Connues pour leur approche critique du libre-échange, sept associations et syndicats d’Europe ont rédigé un rapport alertant sur une prochaine vague de libéralisation des services publics. L’analyse de la version consolidée du Ceta et du dernier brouillon relatif au chapitre « Services » du Tafta leur fait dire que ces deux accords commerciaux pourraient bien « verrouiller la marchandisation des services publics et ôter aux décideurs locaux la capacité de les réglementer ».

 

Les traités Tafta  et Ceta menacent-ils vraiment les services publics ? Depuis plus de deux ans, cette question agite les collectivités territoriales, leurs élus et leurs agents.

Après plus de six mois à éplucher les versions consolidées ou brouillons de ces deux accords et autres mémos internes à la direction générale du Commerce de la Commission européenne, sept associations et syndicats européens (1) ont rédigé un rapport qui devrait leur donner du grain à moudre.

Ils politisent volontairement un volet très technique – et du même coup, peu visible et peu commenté – des négociations transatlantiques, celui concernant la libéralisation des services publics.

Ce n’est pas la première fois que les opposants tirent le signal d’alarme auprès des associations d’élus et des réseaux de collectivités (CCRE, CGLU). Mais, cette fois-ci, ils leur offrent un argumentaire fouillé, évoquant des préoccupations propres à de nombreux fonctionnaires, à savoir les impacts locaux que pourraient avoir les accords de commerce transatlantique.

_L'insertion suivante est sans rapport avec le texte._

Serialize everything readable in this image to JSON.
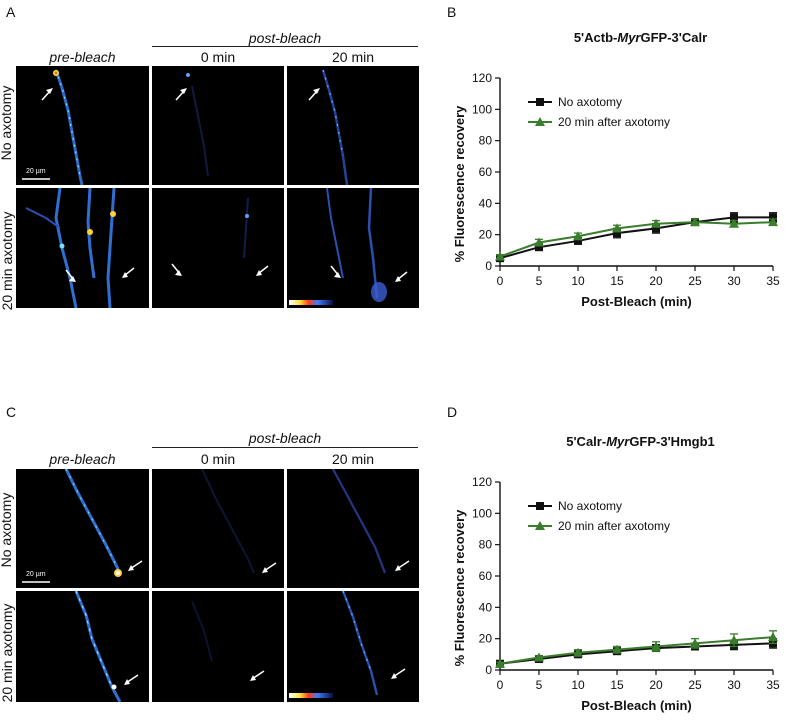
{
  "panels": {
    "A": {
      "letter": "A",
      "header_post": "post-bleach",
      "col_pre": "pre-bleach",
      "col_0": "0 min",
      "col_20": "20 min",
      "row_top": "No axotomy",
      "row_bottom": "20 min axotomy",
      "scale_bar": "20 µm"
    },
    "C": {
      "letter": "C",
      "header_post": "post-bleach",
      "col_pre": "pre-bleach",
      "col_0": "0 min",
      "col_20": "20 min",
      "row_top": "No axotomy",
      "row_bottom": "20 min axotomy",
      "scale_bar": "20 µm"
    },
    "B": {
      "letter": "B"
    },
    "D": {
      "letter": "D"
    }
  },
  "colors": {
    "no_axotomy": "#111111",
    "after_axotomy": "#3a7d2c"
  },
  "chart_data": [
    {
      "id": "B",
      "type": "line",
      "title_prefix": "5'Actb-",
      "title_italic": "Myr",
      "title_suffix": "GFP-3'Calr",
      "xlabel": "Post-Bleach (min)",
      "ylabel": "% Fluorescence recovery",
      "xlim": [
        0,
        35
      ],
      "ylim": [
        0,
        120
      ],
      "xticks": [
        "0",
        "5",
        "10",
        "15",
        "20",
        "25",
        "30",
        "35"
      ],
      "yticks": [
        "0",
        "20",
        "40",
        "60",
        "80",
        "100",
        "120"
      ],
      "x": [
        0,
        5,
        10,
        15,
        20,
        25,
        30,
        35
      ],
      "series": [
        {
          "name": "No axotomy",
          "marker": "square",
          "values": [
            5,
            12,
            16,
            21,
            24,
            28,
            31,
            31
          ],
          "errors": [
            1,
            2,
            2,
            3,
            3,
            2,
            3,
            3
          ]
        },
        {
          "name": "20 min after axotomy",
          "marker": "triangle",
          "values": [
            6,
            15,
            19,
            24,
            27,
            28,
            27,
            28
          ],
          "errors": [
            1,
            2,
            2,
            2,
            2,
            2,
            2,
            2
          ]
        }
      ]
    },
    {
      "id": "D",
      "type": "line",
      "title_prefix": "5'Calr-",
      "title_italic": "Myr",
      "title_suffix": "GFP-3'Hmgb1",
      "xlabel": "Post-Bleach (min)",
      "ylabel": "% Fluorescence recovery",
      "xlim": [
        0,
        35
      ],
      "ylim": [
        0,
        120
      ],
      "xticks": [
        "0",
        "5",
        "10",
        "15",
        "20",
        "25",
        "30",
        "35"
      ],
      "yticks": [
        "0",
        "20",
        "40",
        "60",
        "80",
        "100",
        "120"
      ],
      "x": [
        0,
        5,
        10,
        15,
        20,
        25,
        30,
        35
      ],
      "series": [
        {
          "name": "No axotomy",
          "marker": "square",
          "values": [
            4,
            7,
            10,
            12,
            14,
            15,
            16,
            17
          ],
          "errors": [
            1,
            1,
            1,
            1,
            2,
            2,
            3,
            3
          ]
        },
        {
          "name": "20 min after axotomy",
          "marker": "triangle",
          "values": [
            4,
            8,
            11,
            13,
            15,
            17,
            19,
            21
          ],
          "errors": [
            1,
            1,
            2,
            2,
            3,
            3,
            4,
            4
          ]
        }
      ]
    }
  ]
}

Capture d 'écran du rapport "La grande offensive sur les services publics"

Capture d ‘écran du rapport « La grande offensive sur les services publics »

Des accords d’un nouveau genre

S’il est ratifié par le Parlement européen, le Ceta serait le premier accord de l’UE dont le chapitre « Services publics » adopterait une approche dite en « liste négative ».

Objectif de cette évolution, qualifiée de « risquée » par les auteurs du rapport : assurer une couverture maximale de la question des services par les nouveaux accords de libre-échange. Concrètement, en vertu de ce traité, tous les services publics qui n’auraient pas fait l’objet d’une exclusion préalable pourront être libéralisés.

Cette approche en « liste négative » a toujours été plébiscitée par les multinationales – le groupe de lobbying « Forum européen des services » évoque ainsi dans sa newsletter « une décision importante dont l’industrie des services peut se féliciter, après des années de plaidoyer à cet effet » – dans la mesure où elle permet de faire de la libéralisation des services publics, la règle.

Au contraire de la « liste positive » jusqu’ici utilisée, qui fait de l’ouverture à la concurrence une exception, en obligeant d’énumérer tous les services publics que les parties s’engagent à soumettre aux règles de l’accord. Lorsque cette approche structurait encore les accords commerciaux européens, les services publics qui n’étaient pas dûment mentionnés étaient exclus d’office et donc protégés de toute perspective de libéralisation dans le futur.

Visions différentes entre les eurodéputés et la Commission

Rien de surprenant, donc, à ce que les opposants au Tafta militent pour voir s’appliquer une « liste positive » aux négociations actuellement en cours entre l’Union européenne et les Etats-Unis.

Sous l’impulsion de la présidente de l’AITEC, Amélie Canonne, ils ne se sont d’ailleurs pas privés d’imiter les lobbystes de l’industrie des services et d’influencer avec le CCRE les eurodéputés membres de la commission Commerce international (INTA). Avec succès : le texte de résolution sur le Tafta, adopté l’été dernier par le Parlement européen, appelle ainsi à « une exception adéquate pour les services sensibles, permettant aux autorités locales et nationales de conserver la marge de manœuvre suffisante pour légiférer dans l’intérêt général. »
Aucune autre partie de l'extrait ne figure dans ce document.